Se você está aqui sabe que eu escrevo. Muito. De tudo. Mas eu escrevo de outra maneira. E, sem desmerecer o roteirista de “Adivinhe...” ou quase todos os seus colegas atuais do cinemão, eu considero uma forma de escrever muito pouco orgânica para o meu gosto.

Eu estudo vida. Meus paralelos quanto ao que chamo de orgânico Vs o mecanizado, automático, robótico são imensos. O esqueleto surgiu na evolução muito depois dos primeiros corações batendo. A pele surgiu depois da respiração. As cores vieram depois da digestão. A vida uterina já funciona quando nem a chamamos assim ainda.

As histórias nascem em caldeirões de protoplasma, sangue e ossos. Elas pulsam e cheiram mal e soltam sujeira pelo carpete. Seus personagens brotam do solo humoso como vermes já independentes, cegos e simples, comendo, babando e respirando.

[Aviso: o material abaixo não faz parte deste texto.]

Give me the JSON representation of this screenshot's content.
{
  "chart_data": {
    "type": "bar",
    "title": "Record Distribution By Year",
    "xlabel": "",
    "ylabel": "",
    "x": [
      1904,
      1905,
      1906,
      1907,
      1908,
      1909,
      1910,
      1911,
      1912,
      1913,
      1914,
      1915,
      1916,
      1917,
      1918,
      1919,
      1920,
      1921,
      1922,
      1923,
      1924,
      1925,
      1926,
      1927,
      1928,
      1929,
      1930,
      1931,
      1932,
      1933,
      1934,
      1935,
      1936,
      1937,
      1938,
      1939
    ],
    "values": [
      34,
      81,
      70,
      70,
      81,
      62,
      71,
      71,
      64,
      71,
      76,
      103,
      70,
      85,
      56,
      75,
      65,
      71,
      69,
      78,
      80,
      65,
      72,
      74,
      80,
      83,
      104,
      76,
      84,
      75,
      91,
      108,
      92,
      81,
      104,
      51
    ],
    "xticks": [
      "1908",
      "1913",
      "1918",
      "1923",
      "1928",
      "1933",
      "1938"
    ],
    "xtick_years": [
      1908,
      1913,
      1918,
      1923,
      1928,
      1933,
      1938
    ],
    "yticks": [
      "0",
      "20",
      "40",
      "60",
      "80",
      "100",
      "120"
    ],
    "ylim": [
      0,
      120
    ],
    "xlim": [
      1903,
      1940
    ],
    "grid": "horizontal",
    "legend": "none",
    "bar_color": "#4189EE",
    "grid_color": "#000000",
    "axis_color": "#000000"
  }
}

O esqueleto aparece depois.

Quando começo a escrever, estou nadando na liberdade. Os fatos, o que aconteceu com aqueles personagens pulsa e se lança contra minha consciência. Arremetem até se esgarçar contra as paredes da lógica. Quando o caos primordial passa, e tudo já está lá, e a história já respira por conta própria e consegue se sustentar, se alimentar e interagir com o ambiente externo, tirando dele o que precisa e jogando o que já digeriu, é só então que aparece-lhe esqueleto, pele, músculos. E o verme começa a caminhar para ser um ente complexo.
Histórias nascem nas mentes, não são montadas como máquinas.